Gatekeepers’ Last Gasp: Journalists Know Information

April 17, 2009

The Guardian (a UK dead tree publication) ran Seth Finkelstein’s “Shutdown of Wikia Search Proves Empty Rhetoric of Collaboration” here. I enjoyed the idea, the argument, and the writing. On the surface, the failure of the collaborative, people-fueled search system Wikia is a news story. In fact, in appropriate journalistic garb, the guts of the argument could be used in a first year writing class:

This strategy of mining user-generated discontent foundered in trying to monetise those sentiments. As anyone in politics can attest, it’s easy to have a crowd rant about dangers and to generate press coverage, but harder to turn those feelings into something vaguely useful. And, contrary to many pundits who have sought to find some way that Wikia Search could be said to have affected Google, there is no evidence it had any effect whatsoever. While Google’s “SearchWiki” interface has an obviously similar name, beyond that possible bit of marketing the underlying system is much more about personalisation than presenting results to others.

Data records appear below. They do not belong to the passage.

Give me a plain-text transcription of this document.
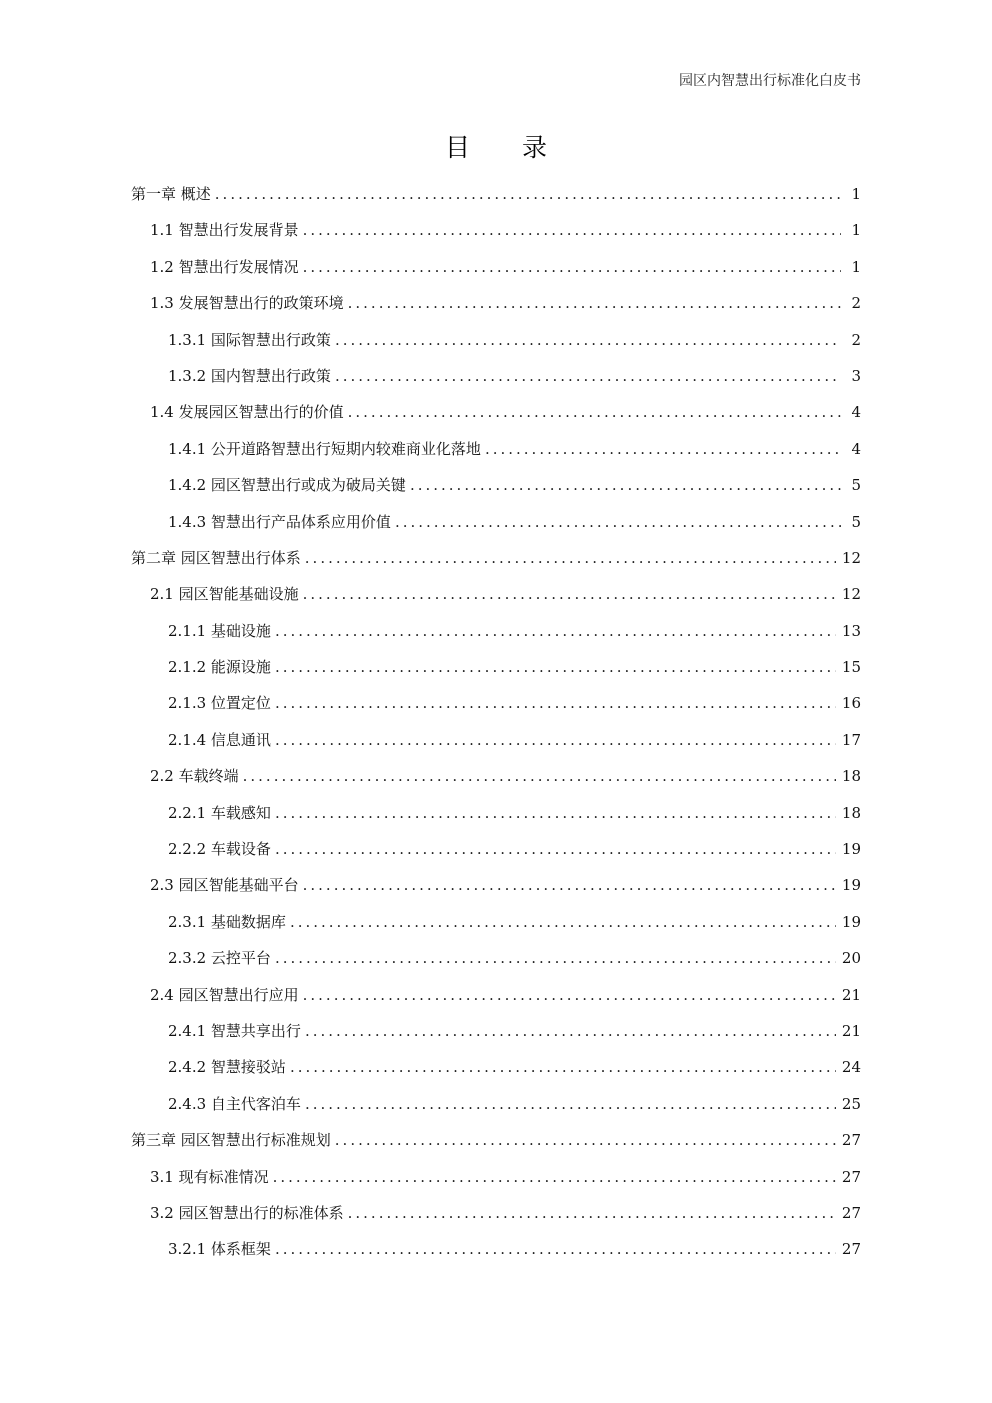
园区内智慧出行标准化白皮书
目 录
第一章 概述 .....	1
1.1 智慧出行发展背景 .....	1
1.2 智慧出行发展情况 .....	1
1.3 发展智慧出行的政策环境 .....	2
1.3.1 国际智慧出行政策 .....	2
1.3.2 国内智慧出行政策 .....	3
1.4 发展园区智慧出行的价值 .....	4
1.4.1 公开道路智慧出行短期内较难商业化落地 .....	4
1.4.2 园区智慧出行或成为破局关键 .....	5
1.4.3 智慧出行产品体系应用价值 .....	5
第二章 园区智慧出行体系 .....	12
2.1 园区智能基础设施 .....	12
2.1.1 基础设施 .....	13
2.1.2 能源设施 .....	15
2.1.3 位置定位 .....	16
2.1.4 信息通讯 .....	17
2.2 车载终端 .....	18
2.2.1 车载感知 .....	18
2.2.2 车载设备 .....	19
2.3 园区智能基础平台 .....	19
2.3.1 基础数据库 .....	19
2.3.2 云控平台 .....	20
2.4 园区智慧出行应用 .....	21
2.4.1 智慧共享出行 .....	21
2.4.2 智慧接驳站 .....	24
2.4.3 自主代客泊车 .....	25
第三章 园区智慧出行标准规划 .....	27
3.1 现有标准情况 .....	27
3.2 园区智慧出行的标准体系 .....	27
3.2.1 体系框架 .....	27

How delicious! “Vaguely useful.”

When I think about this article in the context of the fire fight now raging about online information and the traditional media (aka “dead tree outfits”), I chuckled. The article does a very good job of making clear that a gatekeeper has to step forward and impose order on the unruly crowd. Indeed. As civil disorder peppers cities from Athens to Zagreb, order is useful.

On one hand, Google seems to be the outfit best suited to manage the search side of the world. Whom do you suppose should handle the information side? Mr. Finkelstein’s approach left this addled goose with the idea that newspapers and publishers are the ideal candidates to tidy up the messy information businesses.

I have no idea who will craft “a representative trajectory of Web evangelism”. I do have a hunch that the dead tree crowd will have some ideas and expect to be paid to perform this valuable service.